The Sunlit Surfaces

By D. M. Black

Ein Bild des Glaubens ist das schöne Weib:
Sie ist ein ja, und sie ist grenzenlos.
– F. Schuon

The summer sun brings tables out on the sidewalks.
At the age of 60, sitting in a café,
He becomes conscious again how someone’s knee
– The conniving perpendiculars of thigh and shin,
The complex full and hollows of the kneebone –
Compels desire, and with desire, longing.
(Desire is by its nature ever-new,
Drives to self-quenching action, whereas longing
Strives without wanting, is the blaze itself.)
His gaze returns, and nothing else intrigues it.
A woman’s body wakens consciousness
So intense it leads to stupor unless managed,
Held back by fire-breaks or, by a barrel, aimed
At some particular target. How one longs
To die, to drown, in those ogival planes!

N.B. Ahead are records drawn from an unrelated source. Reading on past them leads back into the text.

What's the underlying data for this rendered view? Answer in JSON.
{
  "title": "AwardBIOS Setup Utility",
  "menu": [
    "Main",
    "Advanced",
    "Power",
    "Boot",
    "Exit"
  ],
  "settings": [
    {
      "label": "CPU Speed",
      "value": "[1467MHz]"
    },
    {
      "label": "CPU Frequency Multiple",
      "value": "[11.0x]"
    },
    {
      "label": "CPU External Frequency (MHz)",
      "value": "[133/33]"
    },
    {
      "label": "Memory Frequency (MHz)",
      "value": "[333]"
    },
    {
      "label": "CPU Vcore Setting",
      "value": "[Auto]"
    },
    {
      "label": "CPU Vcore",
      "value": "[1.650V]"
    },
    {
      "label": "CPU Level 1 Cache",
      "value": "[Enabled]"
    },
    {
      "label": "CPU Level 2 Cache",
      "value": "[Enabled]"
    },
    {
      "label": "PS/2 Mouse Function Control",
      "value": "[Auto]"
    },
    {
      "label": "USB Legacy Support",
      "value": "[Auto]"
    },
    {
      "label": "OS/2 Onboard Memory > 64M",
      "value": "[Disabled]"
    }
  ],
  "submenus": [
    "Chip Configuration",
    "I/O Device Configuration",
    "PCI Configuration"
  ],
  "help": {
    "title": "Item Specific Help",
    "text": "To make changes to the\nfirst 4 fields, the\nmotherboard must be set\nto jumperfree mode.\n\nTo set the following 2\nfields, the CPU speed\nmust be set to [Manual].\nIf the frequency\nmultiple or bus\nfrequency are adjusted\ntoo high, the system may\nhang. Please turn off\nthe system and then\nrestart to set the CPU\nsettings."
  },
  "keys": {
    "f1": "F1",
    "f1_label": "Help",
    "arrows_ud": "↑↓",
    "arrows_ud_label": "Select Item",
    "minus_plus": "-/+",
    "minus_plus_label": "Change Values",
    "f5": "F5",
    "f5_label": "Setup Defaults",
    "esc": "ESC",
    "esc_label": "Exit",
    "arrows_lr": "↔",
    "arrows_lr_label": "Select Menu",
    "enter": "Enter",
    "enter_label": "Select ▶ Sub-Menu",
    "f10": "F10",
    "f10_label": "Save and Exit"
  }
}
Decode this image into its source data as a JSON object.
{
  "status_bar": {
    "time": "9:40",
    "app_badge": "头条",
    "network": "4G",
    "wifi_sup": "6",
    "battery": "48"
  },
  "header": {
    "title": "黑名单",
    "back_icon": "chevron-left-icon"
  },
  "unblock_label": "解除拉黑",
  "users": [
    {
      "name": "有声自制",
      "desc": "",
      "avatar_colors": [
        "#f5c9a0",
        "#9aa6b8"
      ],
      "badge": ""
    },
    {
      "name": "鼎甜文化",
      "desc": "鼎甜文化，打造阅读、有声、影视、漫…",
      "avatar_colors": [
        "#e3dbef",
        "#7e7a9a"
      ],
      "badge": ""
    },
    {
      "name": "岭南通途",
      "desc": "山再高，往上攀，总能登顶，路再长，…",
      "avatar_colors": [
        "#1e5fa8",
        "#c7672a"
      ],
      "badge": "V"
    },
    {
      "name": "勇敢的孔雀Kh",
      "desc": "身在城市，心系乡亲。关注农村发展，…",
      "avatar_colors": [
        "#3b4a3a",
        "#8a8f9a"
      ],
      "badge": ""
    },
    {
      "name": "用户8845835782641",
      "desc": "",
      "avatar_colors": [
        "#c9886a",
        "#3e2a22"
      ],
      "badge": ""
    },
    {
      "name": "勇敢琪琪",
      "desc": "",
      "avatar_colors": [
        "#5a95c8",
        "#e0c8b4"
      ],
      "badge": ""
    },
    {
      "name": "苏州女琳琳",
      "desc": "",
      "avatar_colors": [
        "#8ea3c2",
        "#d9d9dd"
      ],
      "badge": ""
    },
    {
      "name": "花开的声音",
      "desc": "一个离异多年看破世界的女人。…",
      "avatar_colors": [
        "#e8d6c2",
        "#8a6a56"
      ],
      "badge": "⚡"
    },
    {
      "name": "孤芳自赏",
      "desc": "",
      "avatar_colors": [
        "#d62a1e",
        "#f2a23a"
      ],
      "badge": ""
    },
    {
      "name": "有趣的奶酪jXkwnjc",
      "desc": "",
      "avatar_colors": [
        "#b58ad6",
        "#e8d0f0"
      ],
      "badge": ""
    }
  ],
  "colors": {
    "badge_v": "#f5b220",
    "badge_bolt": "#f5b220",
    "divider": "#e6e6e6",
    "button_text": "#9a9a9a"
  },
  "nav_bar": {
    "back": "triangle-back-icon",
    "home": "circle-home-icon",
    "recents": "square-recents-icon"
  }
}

Formerly, of course, it was unbalancing glimpses,
Rapunzel’s mighty hair, the arms of mermaids,
Where matter seemed to blur its self-containment.
The elaborate ship, that slipped its moorings, vanished
At once in fog, left only churning water
To slap and splash under a midnight wharf.
Later, the fog had lifted, but the ship
Now seemed prosaic, seemed like a rowing-boat
Oared clumsily by children, going in circles;
And then – sea-bells! the lovely bunting fluttered,
The raffia streamers could no longer hold the
Moving liner. Small tugs drew out ahead,
With rigid cables over their shoulders.

All that
Carried the charm of novelty, gone now
Yet never quite supplanted: mind knows the truth but stays
A happy victim: summer after summer
The ordinary chaos of the body,
Combed and combined and primed for provocation,
Emerges like artillery onto the street
And guns him down like Tammuz, laughing
As he is dismembered. You’d wish for him,
If he had his life again, that someone would
Warn him effectively about July.

Yet maybe you’d be wrong. The thoughts of sex,
Those hilarious putti carrying Mars’s helmet
Which leave nobility naked, draw us toward
The proximate flesh, the face, the watchful eyes
We had forgotten at our grown-up distance.
Body is known – we don’t struggle to recall it,
Although we had forgotten –
Is known so strangely that its closeness speaks
With a sudden shock the only human language
In the gross backdrop of inhuman hubbub.
In which propinquity (O Margarethe!
O Shulamith!),
You are named uniquely, thought sweetens and divines
What poets meant by those insistent potencies –
Penelope, Mary, das Ewig-Weibliche,
The child whom boyish Dante loved, and found
His guide to Heaven when he got there finally:
Which image, deeply established, changes everything,
Clouds, winds and ocean into breath and blood.

Now in this café in the silencing sunlight,
Aware of youthful flesh, he has awakened
From the stark surfaces of knives and buildings,
Figures in matter which he may acknowledge
But which won’t answer him. Conceive that racing ship
Over the dazzling ocean where Isolde
Sleeps in the prow. Both she and you have drunk
The potion, and your destinies are fixed
Now, regardless of physics. Heart-mysteries there,
As Yeats might say, yet all still held in matter,
The stuff of which you are made. Your thoughts are free
To go apart, yet all your freedom
You will spend in re-uniting. Here then is the god Amor
Whose inner name is Joy, whose viewless force,
Like the swimmer crashing down through emerald water,
Discovers to you void, astounding depths
– How suddenly entered! like happening on a secret –
No way conflicting with the sunlit surface.